Speed was the crucial factor in the freeing of six British soldiers held hostage in Sierra Leone yesterday, which cost the life of one member of the British rescue force. The generals and strategists who had planned the mission knew that if the British troops failed to overpower the rebels swiftly and brutally, the lives of the hostages would almost certainly be lost. The first glimpse of a helicopter could have caused the notoriously volatile West Side Boys to start executing hostages.
Within 20 minutes of the mission starting, the seven hostages were in a helicopter being whisked back to the safety of a British ship anchored off Freetown. Their colleagues - including members of the Parachute Regiment, backed up by the SAS - spent another 70 minutes in sporadic but fierce exchanges.
An hour and half after the helicopters had first swooped on the twin rebel camps, deep inland in the Occra Hills, the battle was over. At least 17, and possibly as many as 25, West Side Boys, including three women, were killed. Fifteen men, including their leader "Brigadier" Foday Kallay, and three women were taken prisoner and handed over to the Sierra Leone police.
But the British also suffered significant casualties. One paratrooper was dead, one was seriously injured and 11 suffered less severe wounds.

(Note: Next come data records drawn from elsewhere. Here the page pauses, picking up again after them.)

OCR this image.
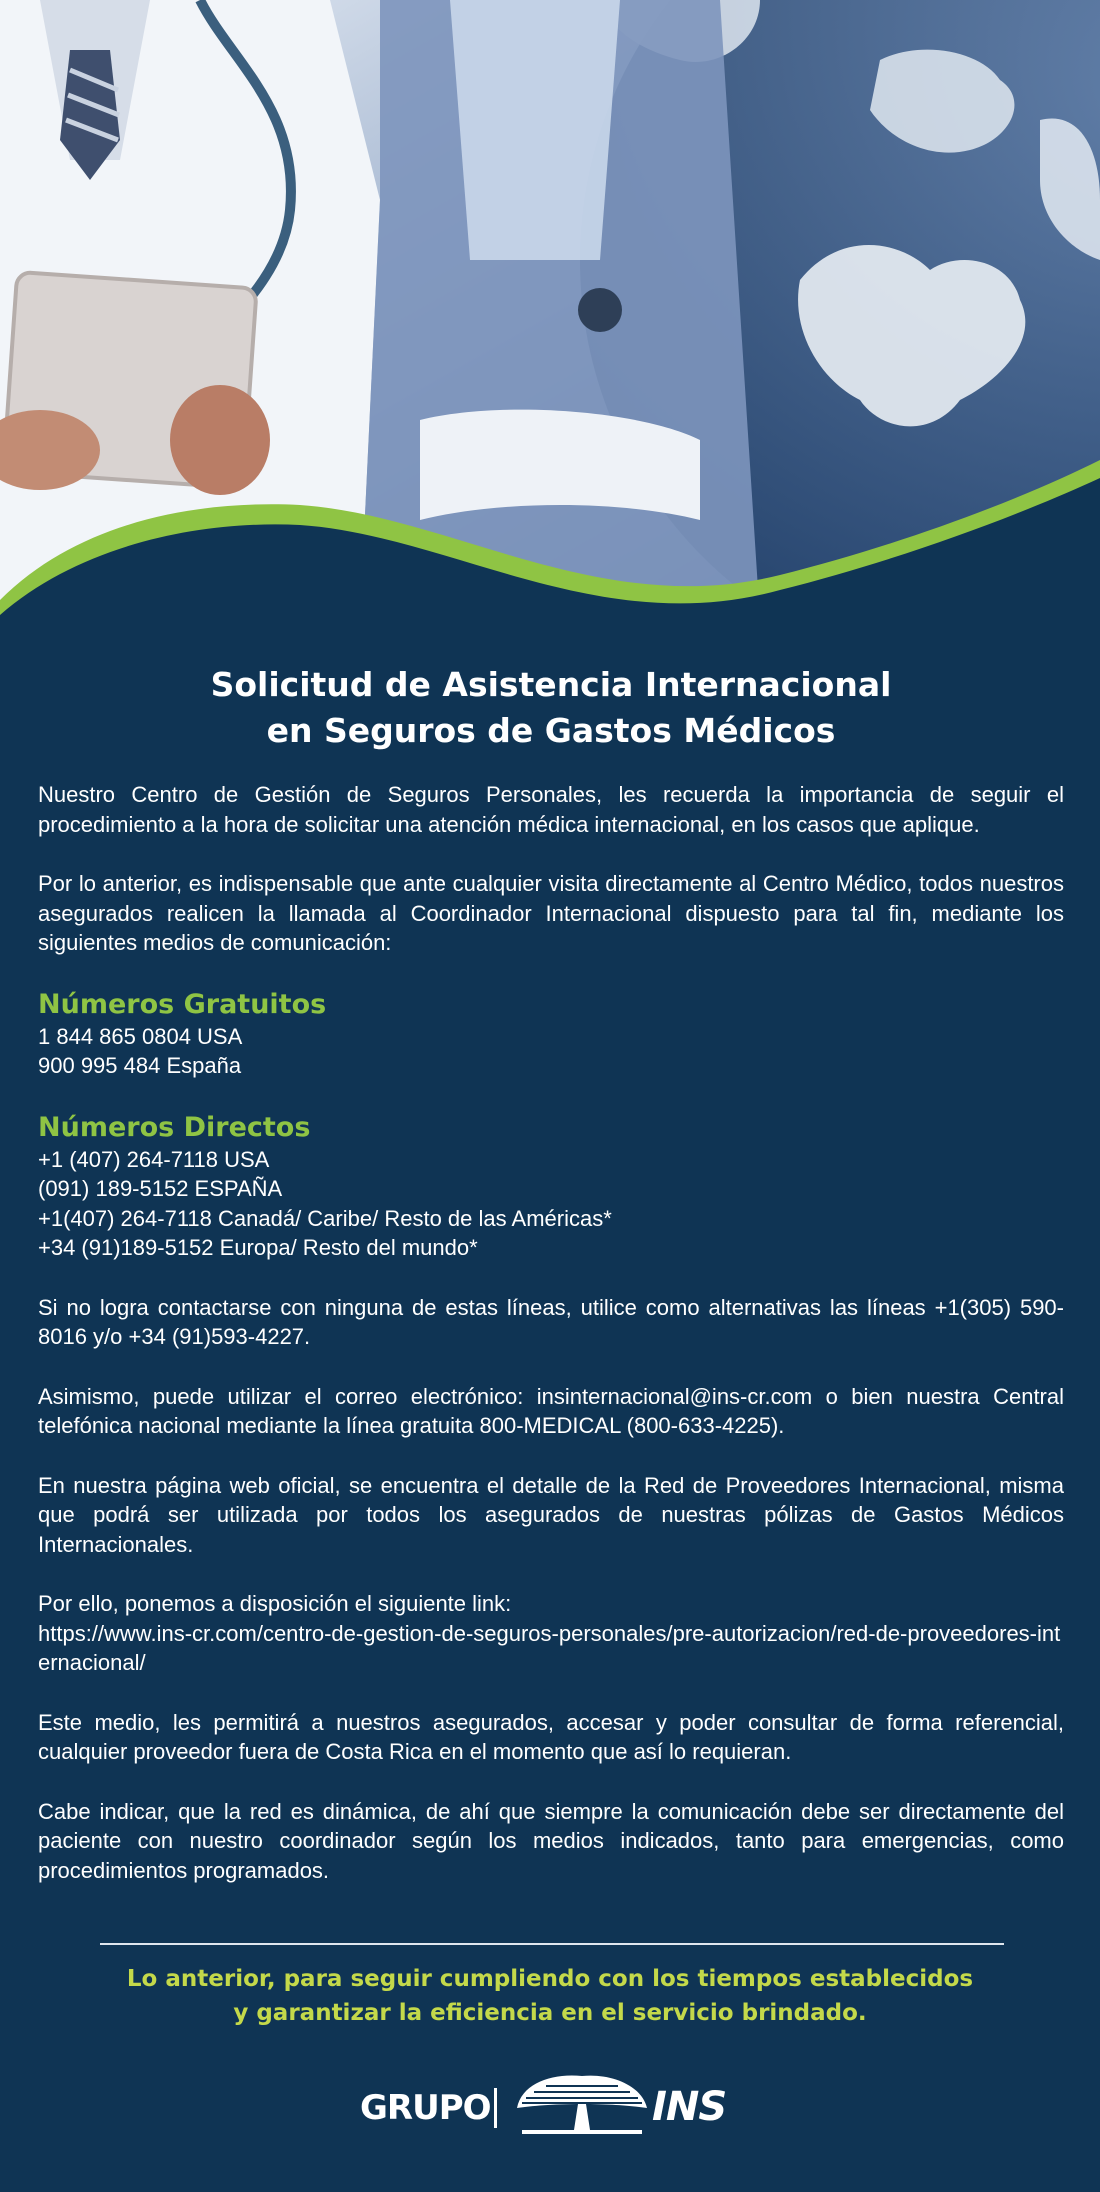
Solicitud de Asistencia Internacional
en Seguros de Gastos Médicos

Nuestro Centro de Gestión de Seguros Personales, les recuerda la importancia de seguir el procedimiento a la hora de solicitar una atención médica internacional, en los casos que aplique.

Por lo anterior, es indispensable que ante cualquier visita directamente al Centro Médico, todos nuestros asegurados realicen la llamada al Coordinador Internacional dispuesto para tal fin, mediante los siguientes medios de comunicación:

Números Gratuitos
1 844 865 0804 USA
900 995 484 España
Números Directos
+1 (407) 264-7118 USA
(091) 189-5152 ESPAÑA
+1(407) 264-7118 Canadá/ Caribe/ Resto de las Américas*
+34 (91)189-5152 Europa/ Resto del mundo*

Si no logra contactarse con ninguna de estas líneas, utilice como alternativas las líneas +1(305) 590-8016 y/o +34 (91)593-4227.

Asimismo, puede utilizar el correo electrónico: insinternacional@ins-cr.com o bien nuestra Central telefónica nacional mediante la línea gratuita 800-MEDICAL (800-633-4225).

En nuestra página web oficial, se encuentra el detalle de la Red de Proveedores Internacional, misma que podrá ser utilizada por todos los asegurados de nuestras pólizas de Gastos Médicos Internacionales.

Por ello, ponemos a disposición el siguiente link:

https://www.ins-cr.com/centro-de-gestion-de-seguros-personales/pre-autorizacion/red-de-proveedores-internacional/

Este medio, les permitirá a nuestros asegurados, accesar y poder consultar de forma referencial, cualquier proveedor fuera de Costa Rica en el momento que así lo requieran.

Cabe indicar, que la red es dinámica, de ahí que siempre la comunicación debe ser directamente del paciente con nuestro coordinador según los medios indicados, tanto para emergencias, como procedimientos programados.

Lo anterior, para seguir cumpliendo con los tiempos establecidos
y garantizar la eficiencia en el servicio brindado.
GRUPO	INS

Despite the deaths, military chiefs hailed the mission a success, but critics believe that it throws up more questions than it answers - wider questions about the precise mission of the British troops in Sierra Leone and, more specifically, exactly what the captured troops were doing in a rebel-held area.
The problems facing the planners of the rescue were legion. One defence chief said it was the "most complex" mission carried out by British troops for years.
After it was over, on the Royal Fleet Auxiliary ship Sir Percivale, the six hostages from the Royal Irish Regiment were able to shower, receive medical treatment and phone their relieved relatives. One of them told his wife that he had been driven to start smoking while in captivity. Conditions had been difficult. They were dirty and exhausted. When they were first captured they were treated badly and must have feared a return to this harsh treatment as they came to know the negotiations were not progressing. In preliminary debriefings they said they had been very worried that they were going to be killed.
Over the next days and weeks the operation will be dissected in detail. But key among the issues which has to be addressed is exactly what 11 British soldiers were doing in "bandit territory".
The army has consistently said that the men - who included a major, a captain and a regimental sergeant major - were on an authorised mission to liaise with Jordanian peacekeepers in the town of Masiaka. But that statement implies that their decision to turn off the main road to Masiaka and head into the hills was not authorised, which leaves open the possibility that they were on an intelligence gathering mission that the army wanted to keep from the UN - or they decided to go of their own accord.
Monika Unsworth adds from Belfast: The Commander of the Royal Irish Regiment in Northern Ireland, Col Stewart Douglas, yesterday said he was delighted at the release of six of the regiment's soldiers as well as of their Sierra Leone liaison officer.
The North's First Minister, Mr David Trimble, described the military operation as "courageous and very necessary".